The next day, she ran up to Liberty Ave., went past Rocco, seeing nobody. She went inside Rocco’s and asked the waitress, Noreen, if these people were going to be around. Before she answered, John Gotti, in a double-breasted suit, came out of a car. Noreen was at the door pointing to Nicholas and testifying to Gotti for him. Gotti nodded at Nicholas and walked off. But his nod remained.
“Why do you want to be a murderer?” waitress Noreen said.
“I don’t want to do that,” Nicholas said. “I’ll tell you what. I need a job for my wife.”
Maybe right here, Noreen said. Give us a week and you got something.
Nicholas told his wife that he probably could forgive her, what with her working it off at Rocco’s.
Almost to the moment, Rocco came into the place and pinched a waitress. As usual, he was getting her into the back room, but here was his fiancĂ©e or close to it, Phyllis, walking in sweetly. And then seeing the new young waitress coming out of the back room, her mood changed to anger and beyond. She turned it into a riot that inside of two weeks had Rocco’s closed, and out of fear, Rocco had the place up for sale.

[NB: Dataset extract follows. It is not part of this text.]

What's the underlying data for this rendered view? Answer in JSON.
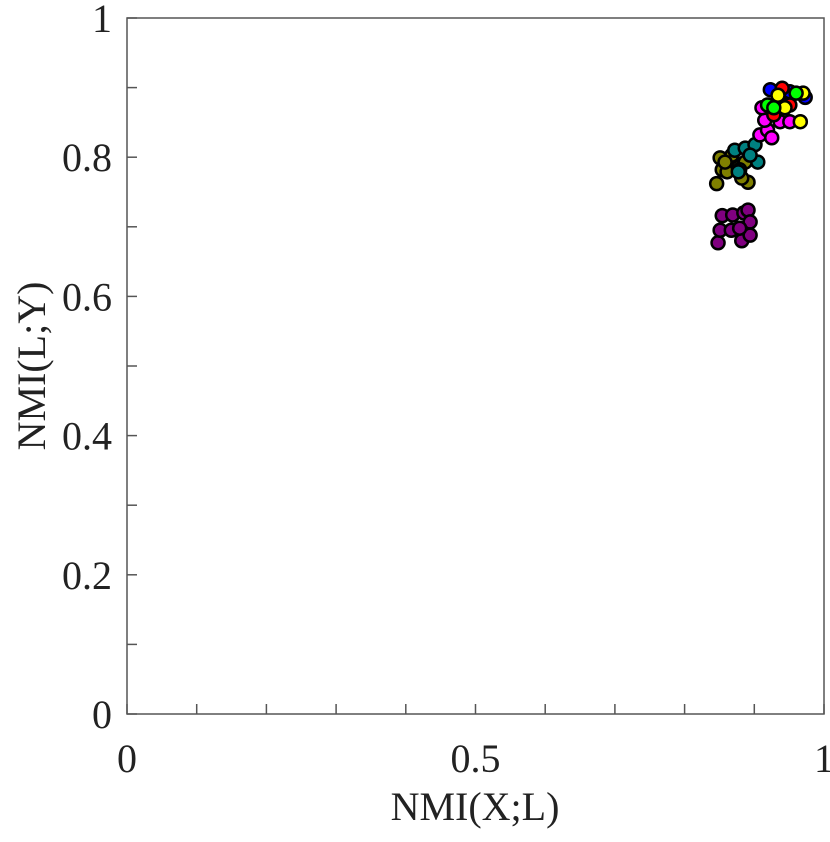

Leaving Jennie at least jobless. The woman who took on what once was the male disaster, losing at gambling, needs all the sense and steadiness of working to pay money owed — including the 3% percent a week, every week, whether you have a job or not. Three percent a week is 150% a year. Best pay fast.
Years later, the splash in newspapers and on television is the NFC Championship Game, and with the Niners a 3-point favorite. And even now, that had Jennie insane in the kitchen on Friday night, looking at her husband’s paycheck and telling herself that she could triple or quadruple this check just by the Giants in a few hours.